Case Presentation: A 52-year-old man with no known medical history presented to the emergency department with four days of worsening neck pain, subjective fevers, fatigue, and new-onset palpitations. He met SIRS criteria for sepsis and was started on empiric broad-spectrum antibiotics with concern for meningitis. CSF studies and cervical spine MRI were unremarkable. During hospitalization, he was intermittently tachycardic but otherwise hemodynamically stable. An EKG revealed atrial flutter with 2:1 conduction, and transthoracic echocardiogram revealed moderate-to-severe mitral regurgitation, mitral prolapse, and a markedly dilated left atrium. His differential included viral myocarditis, a post-viral syndrome, and occult tick-borne illness; however, viral studies all returned negative. Despite supportive care and rate control with diltiazem, the etiology of the patient’s atrial flutter and systemic symptoms remained unclear. After several days, a senior clinician noted at the bedside the patient’s striking height and slender habitus which prompted a radical revaluation of his clinical findings. The patient was 6’7 with pronounced hypermobility of multiple joints including positive wrist and hand signs bilaterally, suggestive of a possible connective tissue disorder, most likely Marfan Syndrome. The patient’s symptoms improved with diltiazem and on follow-up 1 month after discharge, he reported complete resolution of his palpitations and neck stiffness. Arrangements were made for formal genetic testing.
Discussion: Marfan syndrome is an autosomal dominant connective tissue disorder caused by mutations in fibrillin-1, a glycoprotein essential for extracellular matrix integrity and TGF-β signaling. It commonly involves the cardiovascular, skeletal, and ocular systems, with cardiovascular complications such as mitral valve prolapse and aortic aneurysm being most life-threatening. Atrial arrhythmias occur in ~16% of patients.While our patient’s neck pain and atrial arrhythmia were initially concerning for sepsis due to suspected meningitis, no infectious source was ever identified. In retrospect, Marfan syndrome could plausibly explain several elements of this patient’s presentation, including his dilated left atrium, mitral valve prolapse, and rapid-onset atrial flutter. His neck pain may have also represented cervical ligamentous laxity or postural strain, particularly in the cervical spine where spondylosis was noted. Importantly, his skeletal findings of positive wrist/thumb signs, mitral valve prolapse, and high palate yield a Ghent score 5 (moderate risk). While he lacked family history or known ectopia lentis, he met criteria for genetic testing.

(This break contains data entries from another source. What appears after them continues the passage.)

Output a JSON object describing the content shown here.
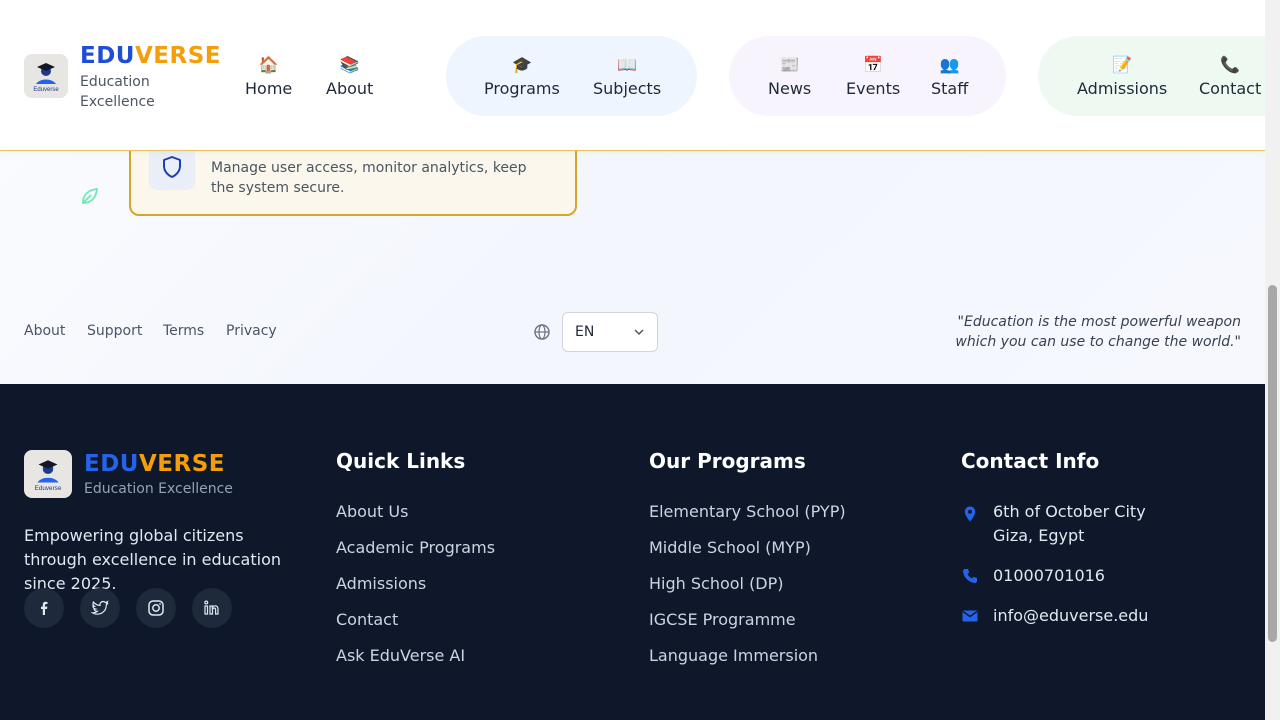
{
  "header": {
    "brand_part1": "EDU",
    "brand_part2": "VERSE",
    "logo_text": "Eduverse",
    "tagline": "Education Excellence",
    "nav": [
      {
        "icon": "🏠",
        "label": "Home"
      },
      {
        "icon": "📚",
        "label": "About"
      },
      {
        "icon": "🎓",
        "label": "Programs"
      },
      {
        "icon": "📖",
        "label": "Subjects"
      },
      {
        "icon": "📰",
        "label": "News"
      },
      {
        "icon": "📅",
        "label": "Events"
      },
      {
        "icon": "👥",
        "label": "Staff"
      },
      {
        "icon": "📝",
        "label": "Admissions"
      },
      {
        "icon": "📞",
        "label": "Contact"
      }
    ]
  },
  "card": {
    "icon": "shield-icon",
    "text": "Manage user access, monitor analytics, keep the system secure."
  },
  "footer_strip": {
    "links": [
      "About",
      "Support",
      "Terms",
      "Privacy"
    ],
    "language": "EN",
    "quote": "\"Education is the most powerful weapon which you can use to change the world.\""
  },
  "footer": {
    "brand_part1": "EDU",
    "brand_part2": "VERSE",
    "logo_text": "Eduverse",
    "tagline": "Education Excellence",
    "description": "Empowering global citizens through excellence in education since 2025.",
    "social": [
      "facebook-icon",
      "twitter-icon",
      "instagram-icon",
      "linkedin-icon"
    ],
    "quick_links_title": "Quick Links",
    "quick_links": [
      "About Us",
      "Academic Programs",
      "Admissions",
      "Contact",
      "Ask EduVerse AI"
    ],
    "programs_title": "Our Programs",
    "programs": [
      "Elementary School (PYP)",
      "Middle School (MYP)",
      "High School (DP)",
      "IGCSE Programme",
      "Language Immersion"
    ],
    "contact_title": "Contact Info",
    "address_line1": "6th of October City",
    "address_line2": "Giza, Egypt",
    "phone": "01000701016",
    "email": "info@eduverse.edu"
  },
  "colors": {
    "brand_blue": "#1d4ed8",
    "brand_gold": "#f59e0b",
    "footer_bg": "#0f172a",
    "contact_icon": "#2563eb"
  }
}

Conclusions: This case highlights the enduring importance of bedside examination. In an era of increasing reliance on imaging, laboratory data, algorithms, and artificial intelligence, the physical exam remains essential for shaping clinical reasoning. In this case, the diagnosis of Marfan syndrome may have been delayed or missed entirely had the team relied solely on imaging and laboratory results. The recognition of Marfan syndrome reframed the clinical picture and led to appropriate outpatient referrals for genetic and cardiac evaluation.